Below you will find a subset of articles from The American Statistician. The articles involve themes related to legal cases, over-collection of fees, and giving ratings.

Projects based on longer papers

This project option is likely to be much more challenging, but may be very rewarding. I only provide three options as many aspects of these longer papers could be turned into a small project.

The expected project output is a report which demonstrates your understanding of the article and how it is connected to what you have seen in LM and in class. You are to focus on a subset of the key aspects of the article, provide more complete derivations and other illustrations, reproduce or even create some of the simulations and calculations, and perhaps provide alternative applications sharing a similar context.

Projects based on your diary entries

This project option is likely to be slightly more challenging, because you have to do everything from scratch. The objective is to formulate, motivate, and answer a research question which can be answered using the techniques you have learned in the course of mathematical statistics applied to secondary data sources. You are expected to determiine whether or not your analysis techniques will be suitable for answering your research question.

Many students have ideas which require primary data collection. Primary data collection means that you have to propose a data collection protocol, implement a trial of the data collection protocol, revise the protocol, and then implement it more widely under a random sampling mechanism. Furthermore, there may be ethical concerns with whether the data may be collected in the first place. Therefore, I would advise against choosing primary data collection to pursue ideas based on your diary entries.

Use secondary data sources instead. In particular, use datasets belonging to IPUMS. The datasets available at IPUMS have enough variety and contexts (refer to the following overview). You have to create an account to use IPUMS and some might even require more time before an account will be approved (pay attention to this!).

Let me use the example of IPUMS USA. You can create an account at IPUMS USA now or at the end (just like when you are doing online shopping).

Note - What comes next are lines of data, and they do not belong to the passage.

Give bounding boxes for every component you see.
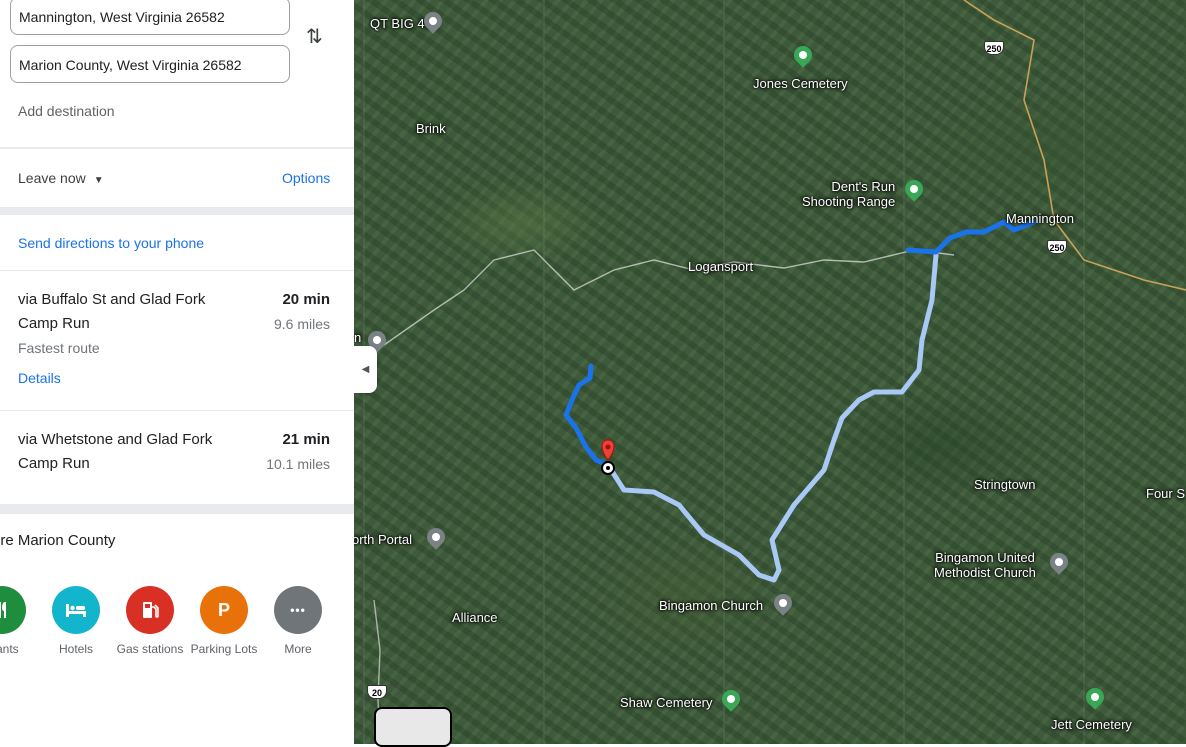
category-label: Parking Lots [190, 642, 258, 656]
category-label: More [284, 642, 312, 656]
map-label-north-portal[interactable]: orth Portal [354, 532, 412, 547]
category-parking-lots[interactable]: P Parking Lots [184, 586, 264, 656]
divider [0, 504, 354, 514]
collapse-panel-button[interactable]: ◀ [354, 346, 377, 393]
alt-route-line [605, 252, 939, 583]
route-time: 20 min [282, 291, 330, 308]
options-button[interactable]: Options [282, 170, 330, 186]
map-label-jones-cemetery[interactable]: Jones Cemetery [753, 76, 848, 91]
divider [0, 410, 354, 411]
map-label-four-s[interactable]: Four S [1146, 486, 1185, 501]
route-title: via Whetstone and Glad Fork Camp Run [18, 431, 213, 472]
route-time: 21 min [282, 431, 330, 448]
map-label-brink: Brink [416, 121, 446, 136]
map-label-partial: n [354, 330, 362, 345]
destination-input[interactable]: Marion County, West Virginia 26582 [10, 45, 290, 83]
primary-route-line [563, 363, 611, 468]
caret-down-icon: ▼ [93, 175, 104, 186]
road [383, 249, 955, 346]
layers-toggle-button[interactable] [374, 707, 452, 747]
destination-pin [601, 439, 615, 461]
map-label-bingamon-united[interactable]: Bingamon United Methodist Church [934, 550, 1036, 580]
map-label-stringtown[interactable]: Stringtown [974, 477, 1035, 492]
restaurant-icon [0, 586, 26, 634]
map-label-dents-run[interactable]: Dent's Run Shooting Range [802, 179, 895, 209]
origin-input[interactable]: Mannington, West Virginia 26582 [10, 0, 290, 35]
route-details-link[interactable]: Details [18, 370, 338, 386]
route-shield-us250: 250 [984, 41, 1004, 55]
route-title: via Buffalo St and Glad Fork Camp Run [18, 291, 206, 332]
map-label-jett-cemetery[interactable]: Jett Cemetery [1051, 717, 1132, 732]
route-option-2[interactable]: via Whetstone and Glad Fork Camp Run 21 … [18, 428, 338, 476]
route-note: Fastest route [18, 340, 100, 356]
add-destination-button[interactable]: Add destination [18, 103, 115, 119]
category-more[interactable]: ••• More [258, 586, 338, 656]
explore-heading: ore Marion County [0, 532, 116, 549]
map-label-shaw-cemetery[interactable]: Shaw Cemetery [620, 695, 712, 710]
divider [0, 147, 354, 149]
map-label-mannington[interactable]: Mannington [1006, 211, 1074, 226]
category-gas-stations[interactable]: Gas stations [110, 586, 190, 656]
route-shield-wv20: 20 [367, 685, 387, 699]
gas-station-icon [126, 586, 174, 634]
primary-route-line [905, 219, 1037, 255]
map-overlay [363, 0, 1186, 744]
route-distance: 9.6 miles [273, 316, 330, 332]
leave-now-label: Leave now [18, 170, 86, 186]
directions-panel: Mannington, West Virginia 26582 Marion C… [0, 0, 354, 744]
divider [0, 270, 354, 271]
swap-icon[interactable]: ⇅ [306, 24, 323, 49]
map-label-bingamon-church[interactable]: Bingamon Church [659, 598, 763, 613]
hotel-icon [52, 586, 100, 634]
chevron-left-icon: ◀ [361, 364, 370, 375]
map-label-logansport[interactable]: Logansport [688, 259, 753, 274]
map-label-alliance[interactable]: Alliance [452, 610, 498, 625]
leave-now-dropdown[interactable]: Leave now ▼ [18, 170, 104, 186]
divider [0, 207, 354, 215]
category-label: Gas stations [116, 642, 184, 656]
parking-icon: P [200, 586, 248, 634]
send-to-phone-link[interactable]: Send directions to your phone [18, 235, 204, 251]
route-distance: 10.1 miles [266, 456, 330, 472]
category-label: Hotels [58, 642, 93, 656]
more-icon: ••• [274, 586, 322, 634]
map-view[interactable]: QT BIG 464 Brink Jones Cemetery Dent's R… [354, 0, 1186, 744]
category-hotels[interactable]: Hotels [36, 586, 116, 656]
route-option-1[interactable]: via Buffalo St and Glad Fork Camp Run 20… [18, 288, 338, 386]
route-shield-us250: 250 [1047, 240, 1067, 254]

  1. Go to the website of IPUMS. Give yourself some time to get acquainted with IPUMS itself. Take note of the other datasets covered by IPUMS.
  2. Next, visit the site of IPUMS USA. Give yourself some time to get acquainted with IPUMS USA.
  3. Click on the button “Get Data”. You will be taken to a “shopping” interface which will allow you to browse and check out data extracts.
  4. Uncheck the box labeled “Default sample from each year”. Select samples first. You can choose one of the years. Take some time to get acquainted with the IPUMS samples. Once you are done, click on “SUBMIT SAMPLE SELECTIONS”.
  5. You can explore the variables available. You can also look into the questionnaires which were used to obtain the available data.

If you choose this project option, you will be creating a dataset from scratch based on how you are going to answer your research question. You would have to really dig into data cleaning, learn a lot about the dataset you are using, and perhaps learn more R commands depending on your situation.

All processing, cleaning, and analysis have to be done in R and built in to your Quarto document. This means that anyone could start from loading the rawest data (meaning that I could be able to go to IPUMS download your rawest data following your documentation), has explicit commands which can trace the processing of the rawest data to the data until your analysis.